On December 2, 2015, the European Commission adopted an ambitious new Circular Economy Package to stimulate Europe's transition towards a circular economy which will boost global competitiveness, foster sustainable economic growth and generate new jobs.
Circular Economy Package is expected to help European businesses and consumers to make the transition to a stronger and more circular economy where resources are used in a more sustainable way. The proposed actions will contribute to ‘closing the loop’ of product lifecycles through greater recycling and re-use, and bring benefits for both the environment and the economy.
The plans will extract the maximum value and use from all raw materials, products and waste, fostering energy savings and reducing greenhouse gas (GHG) emissions. The proposals cover the full lifecycle: from production and consumption to waste management and the market for secondary raw materials. This transition will be supported financially by ESIF funding, Euro 650 million from Horizon 2020 (the EU funding programme for research and innovation), Euro 5.5 billion from structural funds for waste management, and investments in the circular economy at national level.

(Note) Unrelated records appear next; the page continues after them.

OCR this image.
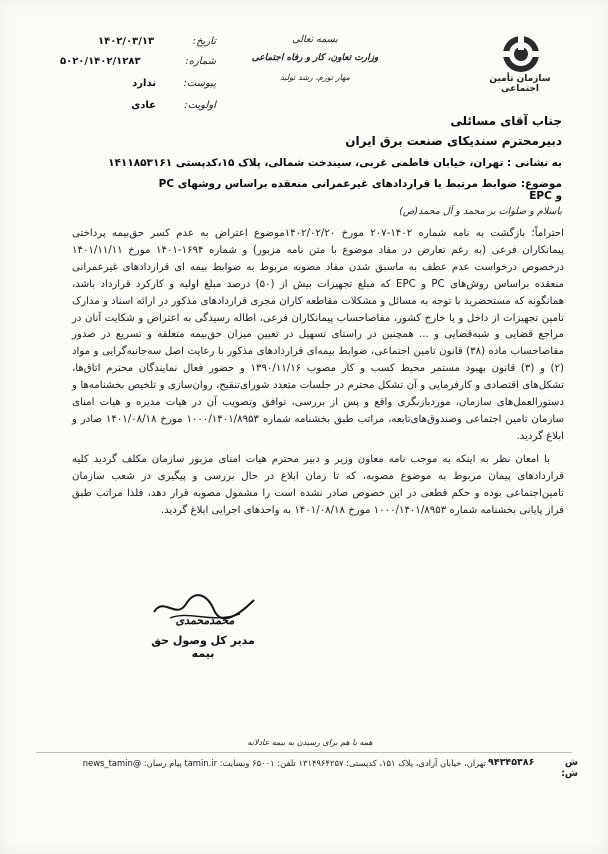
سازمان تأمین اجتماعی
بسمه تعالی
وزارت تعاون، کار و رفاه اجتماعی
مهار تورم، رشد تولید
تاریخ:
۱۴۰۲/۰۳/۱۳
شماره:
۵۰۲۰/۱۴۰۲/۱۲۸۳
پیوست:
ندارد
اولویت:
عادی
جناب آقای مسائلی
دبیرمحترم سندیکای صنعت برق ایران
به نشانی : تهران، خیابان فاطمی غربی، سیندخت شمالی، پلاک ۱۵،کدپستی ۱۴۱۱۸۵۳۱۶۱
موضوع: ضوابط مرتبط با قراردادهای غیرعمرانی منعقده براساس روشهای PC و EPC
باسلام و صلوات بر محمد و آل محمد(ص)

احتراماً؛ بازگشت به نامه شماره ۱۴۰۲-۲۰۷ مورخ ۱۴۰۲/۰۲/۲۰موضوع اعتراض به عدم کسر حق‌بیمه پرداختی پیمانکاران فرعی (به رغم تعارض در مفاد موضوع با متن نامه مزبور) و شماره ۱۶۹۴-۱۴۰۱ مورخ ۱۴۰۱/۱۱/۱۱ درخصوص درخواست عدم عطف به ماسبق شدن مفاد مصوبه مربوط به ضوابط بیمه ای قراردادهای غیرعمرانی منعقده براساس روش‌های PC و EPC که مبلغ تجهیزات بیش از (۵۰) درصد مبلغ اولیه و کارکرد قرارداد باشد، همانگونه که مستحضرید با توجه به مسائل و مشکلات مقاطعه کاران مجری قراردادهای مذکور در ارائه اسناد و مدارک تامین تجهیزات از داخل و یا خارج کشور، مفاصاحساب پیمانکاران فرعی، اطاله رسیدگی به اعتراض و شکایت آنان در مراجع قضایی و شبه‌قضایی و ... همچنین در راستای تسهیل در تعیین میزان حق‌بیمه متعلقه و تسریع در صدور مفاصاحساب ماده (۳۸) قانون تامین اجتماعی، ضوابط بیمه‌ای قراردادهای مذکور با رعایت اصل سه‌جانبه‌گرایی و مواد (۲) و (۳) قانون بهبود مستمر محیط کسب و کار مصوب ۱۳۹۰/۱۱/۱۶ و حضور فعال نمایندگان محترم اتاق‌ها، تشکل‌های اقتصادی و کارفرمایی و آن تشکل محترم در جلسات متعدد شورای‌تنقیح، روان‌سازی و تلخیص بخشنامه‌ها و دستورالعمل‌های سازمان، موردبازنگری واقع و پس از بررسی، توافق وتصویب آن در هیات مدیره و هیات امنای سازمان تامین اجتماعی وصندوق‌های‌تابعه، مراتب طبق بخشنامه شماره ۱۰۰۰/۱۴۰۱/۸۹۵۳ مورخ ۱۴۰۱/۰۸/۱۸ صادر و ابلاغ گردید.

با امعان نظر به اینکه به موجب نامه معاون وزیر و دبیر محترم هیات امنای مزبور سازمان مکلف گردید کلیه قراردادهای پیمان مربوط به موضوع مصوبه، که تا زمان ابلاغ در حال بررسی و پیگیری در شعب سازمان تامین‌اجتماعی بوده و حکم قطعی در این خصوص صادر نشده است را مشمول مصوبه قرار دهد، فلذا مراتب طبق فراز پایانی بخشنامه شماره ۱۰۰۰/۱۴۰۱/۸۹۵۳ مورخ ۱۴۰۱/۰۸/۱۸ به واحدهای اجرایی ابلاغ گردید.

محمدمحمدی
مدیر کل وصول حق بیمه
همه با هم برای رسیدن به بیمه عادلانه
تهران، خیابان آزادی، پلاک ۱۵۱، کدپستی: ۱۳۱۴۹۶۴۲۵۷ تلفن: ۶۵۰۰۱ وبسایت: tamin.ir پیام رسان: @news_tamin	ش ش:
۹۴۳۴۵۳۸۶
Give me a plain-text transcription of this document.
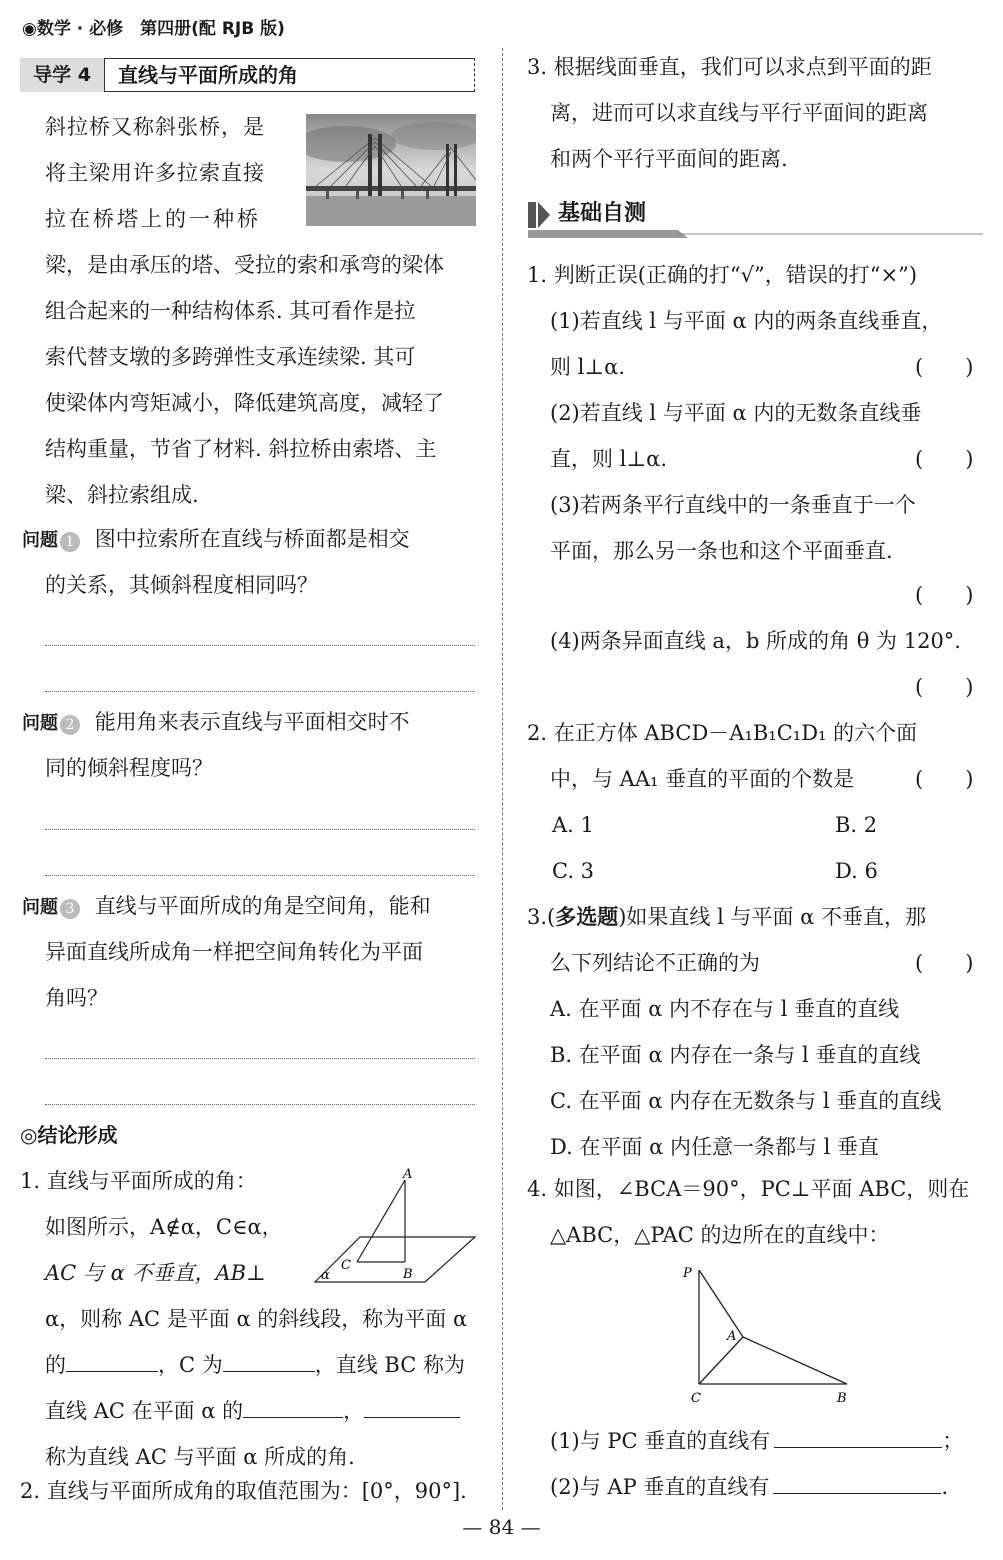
◉数学 · 必修　第四册(配 RJB 版)
导学 4	直线与平面所成的角
斜拉桥又称斜张桥，是
将主梁用许多拉索直接
拉在桥塔上的一种桥
梁，是由承压的塔、受拉的索和承弯的梁体
组合起来的一种结构体系. 其可看作是拉
索代替支墩的多跨弹性支承连续梁. 其可
使梁体内弯矩减小，降低建筑高度，减轻了
结构重量，节省了材料. 斜拉桥由索塔、主
梁、斜拉索组成.
问题 1 图中拉索所在直线与桥面都是相交
的关系，其倾斜程度相同吗？
问题 2 能用角来表示直线与平面相交时不
同的倾斜程度吗？
问题 3 直线与平面所成的角是空间角，能和
异面直线所成角一样把空间角转化为平面
角吗？
◎结论形成
1. 直线与平面所成的角：
如图所示，A∉α，C∈α，
AC 与 α 不垂直，AB⊥
α，则称 AC 是平面 α 的斜线段，称为平面 α
的	，C 为	，直线 BC 称为
直线 AC 在平面 α 的	，
称为直线 AC 与平面 α 所成的角.
2. 直线与平面所成角的取值范围为：[0°，90°].
A
B
C
α
3. 根据线面垂直，我们可以求点到平面的距
离，进而可以求直线与平行平面间的距离
和两个平行平面间的距离.
基础自测
1. 判断正误(正确的打“√”，错误的打“×”)
(1)若直线 l 与平面 α 内的两条直线垂直，
则 l⊥α.	(　　)
(2)若直线 l 与平面 α 内的无数条直线垂
直，则 l⊥α.	(　　)
(3)若两条平行直线中的一条垂直于一个
平面，那么另一条也和这个平面垂直.
(　　)
(4)两条异面直线 a，b 所成的角 θ 为 120°.
(　　)
2. 在正方体 ABCD－A₁B₁C₁D₁ 的六个面
中，与 AA₁ 垂直的平面的个数是	(　　)
A. 1	B. 2
C. 3	D. 6
3.(多选题)如果直线 l 与平面 α 不垂直，那
么下列结论不正确的为	(　　)
A. 在平面 α 内不存在与 l 垂直的直线
B. 在平面 α 内存在一条与 l 垂直的直线
C. 在平面 α 内存在无数条与 l 垂直的直线
D. 在平面 α 内任意一条都与 l 垂直
4. 如图，∠BCA＝90°，PC⊥平面 ABC，则在
△ABC，△PAC 的边所在的直线中：
P
A
C	B
(1)与 PC 垂直的直线有	；
(2)与 AP 垂直的直线有	.
— 84 —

The Package has broken down silos in the European Commission and contributes to broad political priorities by tackling climate change and the environment while boosting job creation, economic growth, investment and social fairness. It has been prepared by a core project team co-chaired by first vice president Frans Timmermans and vice president Jyrki Katainen with the close involvement of commissioners Karmenu Vella and Elzbieta Bienkowska.
Timmermans, responsible for sustainable development, said, “The circular economy is about reducing waste and protecting the environment, but it is also about a profound transformation of the way our entire economy works. By rethinking the way we produce, work and buy we can generate new opportunities and create new jobs. With this package, we are delivering the comprehensive framework that will truly enable this change to happen. It sets a credible and ambitious path for better waste management in Europe with supportive actions that cover the full product cycle. This mix of smart regulation and incentives at EU level will help businesses and consumers, as well as national and local authorities, to drive this transformation."
European Commission adopts ambitious Circular Economy Package
The Circular Economy Package gives a clear signal to economic operators that the EU is using all the tools available to transform its economy, opening the way to new business opportunities and boosting competitiveness. The broad measures for changing the full product lifecycle go beyond a narrow focus on the end-of-life stage and underline the Commission's clear ambition to transform the EU economy and deliver results.
Innovative and more efficient ways of producing and consuming should increasingly emerge as a result of the incentives put in place by the package. The circular economy has the potential to create many jobs in Europe, while preserving precious and increasingly scarce resources, reducing environmental impacts of resource use and injecting new value into waste products.
In December 2014, the Commission decided to withdraw a pending legislative proposal on waste, as part of the political discontinuity exercise carried out for the first Work Programme of the Juncker Commission. The Commission committed at that time to use its new horizontal working methods to present a new package by the end of 2015 which would cover the full economic cycle, not just waste reduction targets, drawing on the expertise of all the Commission's services. The comprehensive package adopted on December 2, 2015 represents a set of tangible, broad and ambitious actions which will be presented during the Commission's term of office.